En cette période de fin d'année, il est temps d'établir un top 10. Bon, après, ce n'est pas totalement désintéressé. Ce genre d'article fonctionne très bien et génère du trafic. Enfin, bon, comme je ne monétise rien sur mon blog, ça ne m'avance pas beaucoup mais ça fait du bien à mon égo. Et puis, plus on me lit, plus j'ai des opportunités intéressantes qui me permettent d'enrichir mon contenu ici.

En outre, avec ces grèves, je reste beaucoup plus de temps à la maison. Il faut donc bien s'occuper pendant les longue soirées d'hiver durant ces congés de fin d'année...
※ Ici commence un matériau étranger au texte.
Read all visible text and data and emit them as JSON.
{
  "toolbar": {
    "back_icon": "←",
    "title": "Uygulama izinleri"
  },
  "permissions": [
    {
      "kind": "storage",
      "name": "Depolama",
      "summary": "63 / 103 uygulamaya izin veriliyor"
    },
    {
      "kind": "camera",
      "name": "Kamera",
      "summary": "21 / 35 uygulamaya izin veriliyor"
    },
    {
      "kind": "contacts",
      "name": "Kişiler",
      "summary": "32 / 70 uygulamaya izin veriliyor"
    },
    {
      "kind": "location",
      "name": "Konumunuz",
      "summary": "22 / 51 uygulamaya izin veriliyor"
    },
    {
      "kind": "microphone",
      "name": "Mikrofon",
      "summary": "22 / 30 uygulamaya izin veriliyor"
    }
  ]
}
Petit avertissement, seront exclus de ce top les films Netflix. Ils ont leur mérite, c'est du cinéma, mais pour moi, l'expérience optimale d'un film, c'est dans une salle obscure et devant le plus grand écran possible. Pas dans mon lit sur mon ordinateur... Donc exit The Irishman et autre Marriage Story. N'apparaitront donc ici que des films sortis en salle entre le 1er janvier et le 31 décembre 2019. Et d'ici 2020, je ne pense pas retourner au cinéma, encore que...
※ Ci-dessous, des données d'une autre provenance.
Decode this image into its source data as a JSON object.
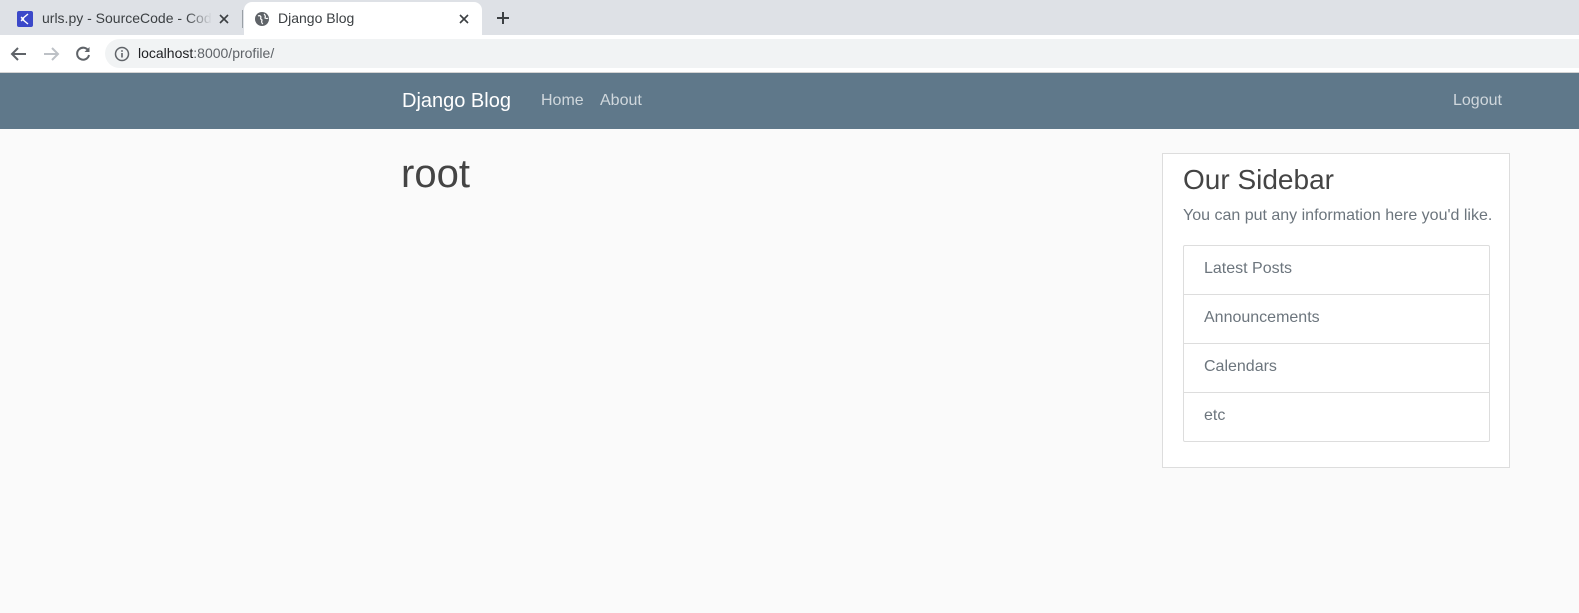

Pour ce top, on va aller du n°10 au n°1. Je reviendrai en quelques mots sur le film en question et j'évoquerai une scène en particulier, parce que c'est plus marrant comme ça. Mes critiques sont parfois barbantes, j'ai envie qu'on se marre ici ! (Mais vous trouverez quand même les liens vers les dites critiques dans l'article).
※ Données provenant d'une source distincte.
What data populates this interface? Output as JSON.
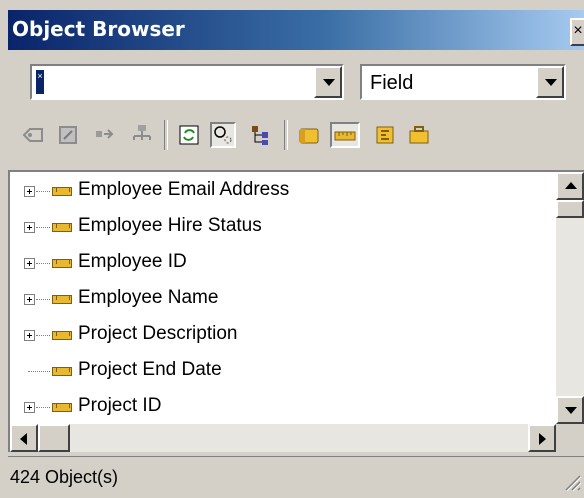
{
  "window": {
    "title": "Object Browser",
    "close_glyph": "×"
  },
  "filters": {
    "object_combo_value": "",
    "type_combo_value": "Field"
  },
  "toolbar": {
    "icons": [
      "tag-icon",
      "find-icon",
      "goto-icon",
      "hierarchy-icon",
      "refresh-icon",
      "search-objects-icon",
      "tree-icon",
      "table-icon",
      "field-icon",
      "document-icon",
      "briefcase-icon"
    ]
  },
  "tree": {
    "items": [
      {
        "label": "Employee Email Address",
        "expandable": true
      },
      {
        "label": "Employee Hire Status",
        "expandable": true
      },
      {
        "label": "Employee ID",
        "expandable": true
      },
      {
        "label": "Employee Name",
        "expandable": true
      },
      {
        "label": "Project Description",
        "expandable": true
      },
      {
        "label": "Project End Date",
        "expandable": false
      },
      {
        "label": "Project ID",
        "expandable": true
      }
    ]
  },
  "status": {
    "text": "424 Object(s)"
  },
  "colors": {
    "title_gradient_start": "#0a246a",
    "title_gradient_end": "#a6caf0",
    "field_icon": "#e8b830"
  }
}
Ça m'a pris la tête de faire ce collage.

Ça m'a pris la tête de faire ce collage.

10- Once Upon a Time... in Hollywood, de Quentin Tarantino

 

La critique: ici

En quelques mots

Tarantino, c'est mon idole depuis que j'ai vu Pulp Fiction au collège (un peu jeune d'ailleurs). Et depuis Inglourious Basterds en 2009, j'ai tendance à aller voir chacun de ses nouveaux films le jour de la sortie en salle. Ça n'a pas manqué pour Once Upon a Time... in Hollywood. Je ne dirai pas que j'ai été déçu mais j'ai été étonné. Déjà, il y a zéro personnage noir et on n'entend pas une seule fois le mot nigga. Ce qui change un peu du flow habituel de ses films. Après, ça va assez lentement mais une fois qu'on a assimilé le tout, on se rend compte de la maturité acquise par le réalisateur, et puis, il y a tellement de scènes géniales au final qu'on ne peut pas détester ce film.

La scène

J'ai lu beaucoup de papiers qui disaient à quel point la scène où Margot Robbie dans le rôle de Sharon Tate allait voir son propre film au cinéma était magnifique... Bof, moi j'aime la fin ultra violente du film. Je n'ai pas peur d'avouer que j'étais venu pour ça.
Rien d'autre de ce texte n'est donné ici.